While in New York as a member of the Philippine Permanent Mission to the UN, Chuasoto found comfort returning to one of his passions: shooting. He would go down to Thunder Mountain in New Jersey for weekends of trap shooting.
“Trap shooting is when clay birds fly in any direction in front of you and…hahabulin mo,” explained Chuasoto who got acquainted with the sport at the age of 14 from his father. A recreational shooter, he owned no guns. He would simply rent them at the shooting range.
“Every weekend…that’s my release,” he said.
He became a member of the National Rifle Association while in New York, but did not renew his membership after he left. In D.C. area, he practices at Prince George’s shotgun range in Maryland.
Like his father, Chuasoto is an avid sportsman. He indulges in shooting (pistol, shotgun), archery, fencing and basketball. He was a member of the Philippine Shooting Team to the 1993 World Cup held in Korea and the 1994 Southeast Asia Shooting Championships held in Malaysia and won some medals.
The next envoy
So who will be the next ambassador? He quickly put on the tight lip and with an easy smile, replied, “I want to answer that question but I don’t know myself.”

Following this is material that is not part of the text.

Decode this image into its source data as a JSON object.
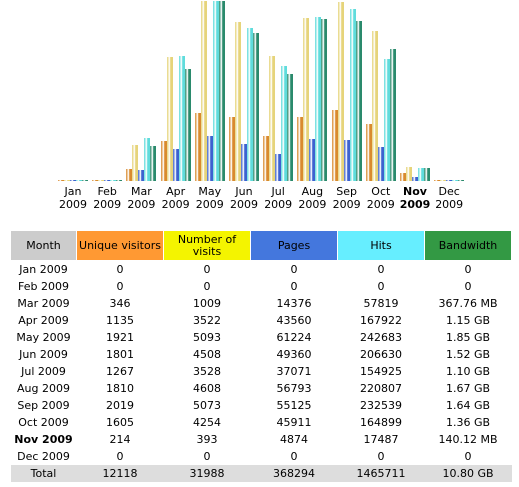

We both laughed. He knew I wasn’t buying it, and I knew he wouldn’t name names but I continued to talk about certain personalities being dragged through the pyre of media speculation. The name of Marciano Paynor was announced by Duterte in August 2016, calling him a “seasoned foreign career (diplomat).” A lot has happened since, and word is that Duterte is now having second thoughts about Paynor – tight with former President Fidel Ramos — after Duterte and Ramos had a falling out.
Chuasoto listened decorously. He talked about the process. The process, he explained, would likely take a couple of months from the time a name is submitted to the Commission on Appointment.
“Let’s just say the nomination papers are received by the Commission on Appointment,” he said, “you count one month for the confirmation hearings and another month for the ‘agrement’ (to be approved).”